Perl, Selenium, and ASP.NET
I've done a lot of web scraping with Perl over the years, but I hadn't experienced anything quite like the "Next page" link that ASP.NET threw at me this week. The opposite of REST, ASP.NET's ctlPagePlaceHolder
makes the simplest navigation beyond the reach of WWW::Mechanize as far as I can tell. Luckily Selenium came to my rescue.
If you haven't experienced Selenium automation, it's quite impressive. From a normal shell window (OS X Terminal.app in my case) you launch a Java server
selenium-remote-control-1.0.3/selenium-server-1.0.3
$ java -jar selenium-server.jar
and then use WWW::Selenium in your Perl program. As your Perl program runs it launches Firefox on your local workstation and performs whatever commands you issue. In my case this was simply "click 'Next Page'". :)
The Selenium IDE Firefox plugin is great for quickly mocking up what commands you need. Once it's working, drop those commands into your program to get the job done.
It's disturbing to me that ASP.NET is so convoluted by default that I need Selenium for some operations. (I can't imagine anyone went out of their way to make automation of their site this difficult intentionally.) But I sure am glad it's available when I need it. What should have been ?page=2
turned into me harnessing untold volumes of source code (Selenium + Firefox!) to get the job done.

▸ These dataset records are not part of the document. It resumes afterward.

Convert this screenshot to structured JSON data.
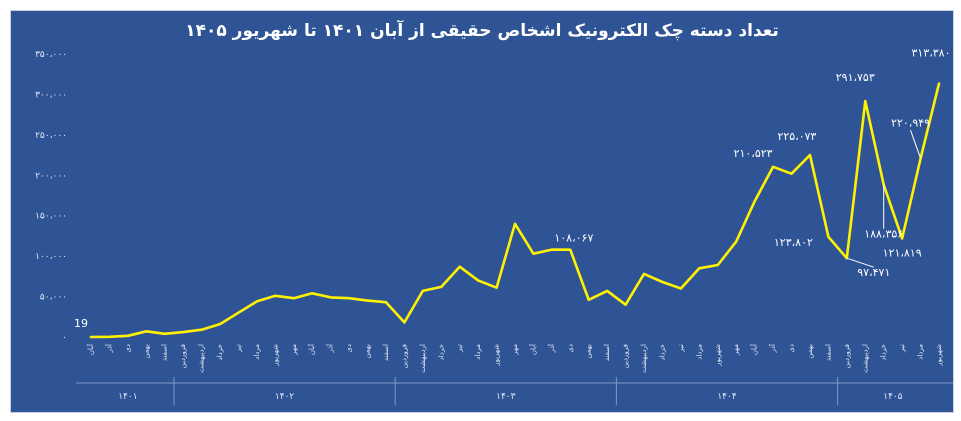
{
  "chart_data": {
    "type": "line",
    "title": "تعداد دسته چک الکترونیک اشخاص حقیقی از آبان ۱۴۰۱ تا شهریور ۱۴۰۵",
    "xlabel": "",
    "ylabel": "",
    "ylim": [
      0,
      350000
    ],
    "yticks": [
      {
        "value": 0,
        "label": "۰"
      },
      {
        "value": 50000,
        "label": "۵۰،۰۰۰"
      },
      {
        "value": 100000,
        "label": "۱۰۰،۰۰۰"
      },
      {
        "value": 150000,
        "label": "۱۵۰،۰۰۰"
      },
      {
        "value": 200000,
        "label": "۲۰۰،۰۰۰"
      },
      {
        "value": 250000,
        "label": "۲۵۰،۰۰۰"
      },
      {
        "value": 300000,
        "label": "۳۰۰،۰۰۰"
      },
      {
        "value": 350000,
        "label": "۳۵۰،۰۰۰"
      }
    ],
    "categories": [
      "آبان",
      "آذر",
      "دی",
      "بهمن",
      "اسفند",
      "فروردین",
      "اردیبهشت",
      "خرداد",
      "تیر",
      "مرداد",
      "شهریور",
      "مهر",
      "آبان",
      "آذر",
      "دی",
      "بهمن",
      "اسفند",
      "فروردین",
      "اردیبهشت",
      "خرداد",
      "تیر",
      "مرداد",
      "شهریور",
      "مهر",
      "آبان",
      "آذر",
      "دی",
      "بهمن",
      "اسفند",
      "فروردین",
      "اردیبهشت",
      "خرداد",
      "تیر",
      "مرداد",
      "شهریور",
      "مهر",
      "آبان",
      "آذر",
      "دی",
      "بهمن",
      "اسفند",
      "فروردین",
      "اردیبهشت",
      "خرداد",
      "تیر",
      "مرداد",
      "شهریور"
    ],
    "years": [
      {
        "label": "۱۴۰۱",
        "start": 0,
        "end": 4
      },
      {
        "label": "۱۴۰۲",
        "start": 5,
        "end": 16
      },
      {
        "label": "۱۴۰۳",
        "start": 17,
        "end": 28
      },
      {
        "label": "۱۴۰۴",
        "start": 29,
        "end": 40
      },
      {
        "label": "۱۴۰۵",
        "start": 41,
        "end": 46
      }
    ],
    "series": [
      {
        "values": [
          19,
          300,
          1500,
          7000,
          4000,
          6000,
          9000,
          16000,
          30000,
          44000,
          51000,
          48000,
          54000,
          49000,
          48000,
          45000,
          43000,
          18000,
          57000,
          62000,
          87000,
          70000,
          61000,
          140000,
          103000,
          108067,
          108000,
          46000,
          57000,
          40000,
          78000,
          68000,
          60000,
          85000,
          89000,
          118000,
          168000,
          210523,
          202000,
          225073,
          123802,
          97471,
          291753,
          188356,
          121819,
          220949,
          313380
        ],
        "color": "#FFF200"
      }
    ],
    "data_labels": [
      {
        "index": 0,
        "text": "19"
      },
      {
        "index": 25,
        "text": "۱۰۸،۰۶۷"
      },
      {
        "index": 37,
        "text": "۲۱۰،۵۲۳"
      },
      {
        "index": 39,
        "text": "۲۲۵،۰۷۳"
      },
      {
        "index": 40,
        "text": "۱۲۳،۸۰۲"
      },
      {
        "index": 41,
        "text": "۹۷،۴۷۱"
      },
      {
        "index": 42,
        "text": "۲۹۱،۷۵۳"
      },
      {
        "index": 43,
        "text": "۱۸۸،۳۵۶"
      },
      {
        "index": 44,
        "text": "۱۲۱،۸۱۹"
      },
      {
        "index": 45,
        "text": "۲۲۰،۹۴۹"
      },
      {
        "index": 46,
        "text": "۳۱۳،۳۸۰"
      }
    ],
    "grid": false,
    "legend": "none",
    "background": "#2F5496"
  }
}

Oh well. Such is the way of the world sometimes. :)
The nice weather is holding out here in Omaha, Nebraska, USA. Still motorcycle weather, and the trees are pretty in the light industrial park Mutation Grid now calls home.
Have you read my tutorial Using WWW::Selenium To Test Or Automate An Ajax Website? Some of the problems I outlined with getting Selenium running are no longer valid (they have been resolved) but the rest should still be useful.
Presumably WWW::Mechanize::Firefox would be similarly helpful
Chickenfoot, while not Perl, offers alternative web scraping powers when normal approaches don't work.